Acima fez-se acrescentar à matéria de facto provada circunstâncias factuais susceptíveis de levarem à conclusão de que entre a financiadora e a sociedade vendedora existiu colaboração no que respeita à conclusão do contrato de crédito.
A verdade é que, do acervo factual constante do articulado de resposta resultam também circunstâncias que poderiam levam a concluir que essa colaboração existiu, não apenas ao nível da conclusão do contrato, como, inclusivamente, na sua preparação, como é o caso, desde logo, «da posse pelo vendedor de formulários de pedido de credito e até de contratos de credito, o auxilio no seu preenchimento, a recolha de elementos do consumidor para posterior envio ao financiador, a inexistência de um contacto directo entre o consumidor e o financiador»[18] .
Essa colaboração implica a aplicabilidade ao contrato dos autos do disposto no nº 1 do art 12º do DL 359/91.
 
É porque os negócios estão intrinsecamente conexos desde o seu início - «nenhum se pretendendo sem o outro» - que «o financiador, procurando assegurar-se da efectiva utilização do crédito, se socorre de dois caminhos: ou entrega directamente o montante mutuado ao vendedor (situação típica), ou apõe no contrato uma “cláusula de destinação” vinculando o consumidor a um específico fim». [19]
Independentemente do “caminho” que o financiador utilize – e na situação dos autos parece que lhe seriam admitidos ambos – o facto é que, ainda que a importância mutuada seja remetida directamente ao vendedor, tal não obsta a que o contrato de mútuo mantenha a sua característica de contrato real quoad constituionem, isto é, de contrato que se não tem como perfeito enquanto não ocorra a entrega efectiva da quantia mutuada.
 Como se sublinha no Ac STJ 22/6/2005 [20], mencionando-se, aliás, Gravato de Morais [21] «de harmonia com o previsto no art 770º al a) do CC, a prestação pode ser feita a terceiro quando assim estipulado. Trata-se de estipulação usual que integra um mandato para pagamento ou, eventualmente, uma delegação de pagamento (delegatio solvendi) conferida pelo consumidor ao financiador». Ponto é, obviamente, que quando assim seja, o contrato de mútuo contenha cláusula a permitir a referida prestação a terceiro, pois que, «ao aceitar esta cláusula, o mutuário consente em que a prestação a que tem direito seja feita a terceiro, assim por ele autorizado a recebe-la em nome próprio».

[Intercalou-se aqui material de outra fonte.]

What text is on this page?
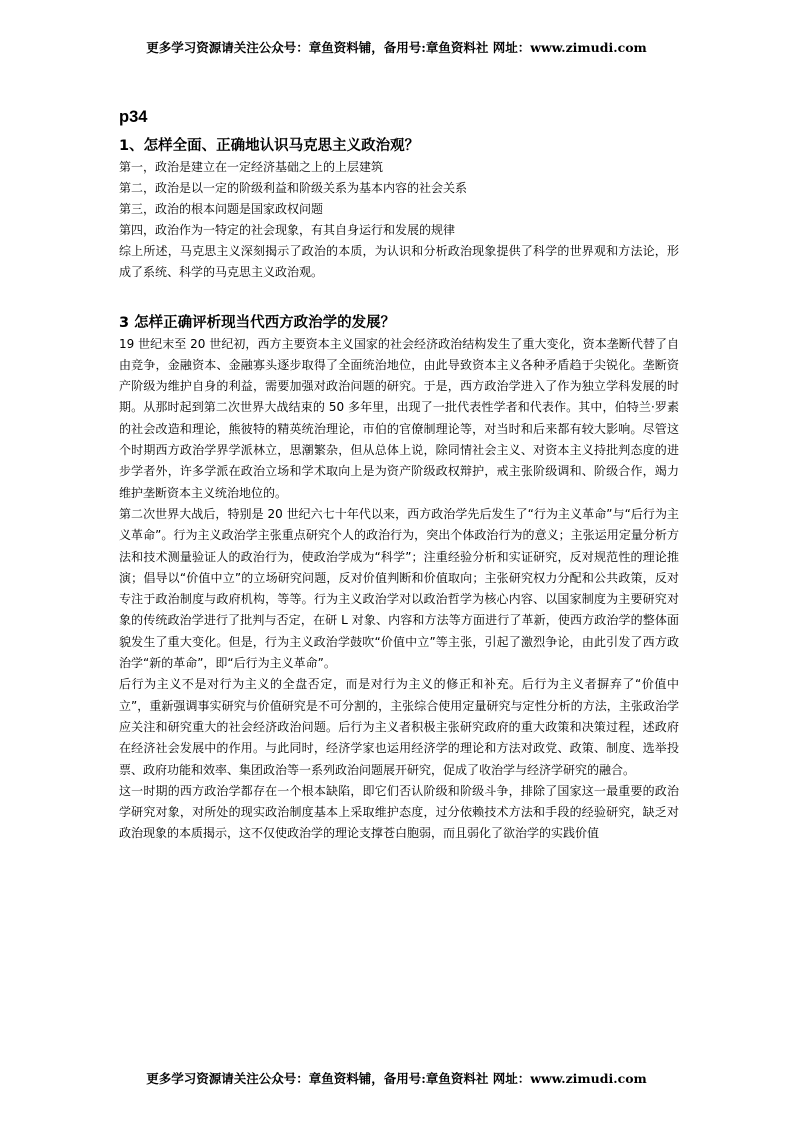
更多学习资源请关注公众号：章鱼资料铺，备用号:章鱼资料社 网址：www.zimudi.com
p34
1、怎样全面、正确地认识马克思主义政治观？
第一，政治是建立在一定经济基础之上的上层建筑
第二，政治是以一定的阶级利益和阶级关系为基本内容的社会关系
第三，政治的根本问题是国家政权问题
第四，政治作为一特定的社会现象，有其自身运行和发展的规律
综上所述，马克思主义深刻揭示了政治的本质，为认识和分析政治现象提供了科学的世界观和方法论，形成了系统、科学的马克思主义政治观。
3 怎样正确评析现当代西方政治学的发展？
19 世纪末至 20 世纪初，西方主要资本主义国家的社会经济政治结构发生了重大变化，资本垄断代替了自由竞争，金融资本、金融寡头逐步取得了全面统治地位，由此导致资本主义各种矛盾趋于尖锐化。垄断资产阶级为维护自身的利益，需要加强对政治问题的研究。于是，西方政治学进入了作为独立学科发展的时期。从那时起到第二次世界大战结束的 50 多年里，出现了一批代表性学者和代表作。其中，伯特兰·罗素的社会改造和理论，熊彼特的精英统治理论，市伯的官僚制理论等，对当时和后来都有较大影响。尽管这个时期西方政治学界学派林立，思潮繁杂，但从总体上说，除同情社会主义、对资本主义持批判态度的进步学者外，许多学派在政治立场和学术取向上是为资产阶级政权辩护，戒主张阶级调和、阶级合作，竭力维护垄断资本主义统治地位的。
第二次世界大战后，特别是 20 世纪六七十年代以来，西方政治学先后发生了“行为主义革命”与“后行为主义革命”。行为主义政治学主张重点研究个人的政治行为，突出个体政治行为的意义；主张运用定量分析方法和技术测量验证人的政治行为，使政治学成为“科学”；注重经验分析和实证研究，反对规范性的理论推演；倡导以“价值中立”的立场研究问题，反对价值判断和价值取向；主张研究权力分配和公共政策，反对专注于政治制度与政府机构，等等。行为主义政治学对以政治哲学为核心内容、以国家制度为主要研究对象的传统政治学进行了批判与否定，在研 L 对象、内容和方法等方面进行了革新，使西方政治学的整体面貌发生了重大变化。但是，行为主义政治学鼓吹“价值中立”等主张，引起了激烈争论，由此引发了西方政治学“新的革命”，即“后行为主义革命”。
后行为主义不是对行为主义的全盘否定，而是对行为主义的修正和补充。后行为主义者摒弃了“价值中立”，重新强调事实研究与价值研究是不可分割的，主张综合使用定量研究与定性分析的方法，主张政治学应关注和研究重大的社会经济政治问题。后行为主义者积极主张研究政府的重大政策和决策过程，述政府在经济社会发展中的作用。与此同时，经济学家也运用经济学的理论和方法对政党、政策、制度、选举投票、政府功能和效率、集团政治等一系列政治问题展开研究，促成了收治学与经济学研究的融合。
这一时期的西方政治学都存在一个根本缺陷，即它们否认阶级和阶级斗争，排除了国家这一最重要的政治学研究对象，对所处的现实政治制度基本上采取维护态度，过分依赖技术方法和手段的经验研究，缺乏对政治现象的本质揭示，这不仅使政治学的理论支撑苍白胞弱，而且弱化了欲治学的实践价值
更多学习资源请关注公众号：章鱼资料铺，备用号:章鱼资料社 网址：www.zimudi.com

O que importa aqui saber é se, nesta estrutura tripartida em que desemboca a unidade económica entre o contrato de mútuo e a compra e venda que o mesmo se destinava a financiar, e perante a nulidade do mútuo, estará o mutuário obrigado a restituir à mutuante a quantia mutuada por força do disposto no art 289º do CC, como o pretende a apelante enquanto efeito da nulidade que, em todo o caso, contra o seu entendimento, o tribunal venha a declarar.

Nos termos do nº 1 do art 12º/1 do DL 359/91 que acima se convocou como de aplicação à situação dos autos, «a validade e eficácia do contrato de compra e venda  (ou de prestação de serviços – art 12º/3) depende da validade e eficácia do contrato de mútuo».
Assim, a nulidade do contrato de financiamento repercute-se no contrato de compra e venda tornando-a igualmente nula.
Trata-se de uma consequência da já assinalada união de contratos, ou do princípio de que se «um dado negócio constitui a base do outro, então as vicissitudes ocorridas neste último não podem deixar de se reflectir naquele» [22], ou, se se quiser do brocardo «accessorium sequitur principale», ou «simul stabunt, simul cadent» [23] .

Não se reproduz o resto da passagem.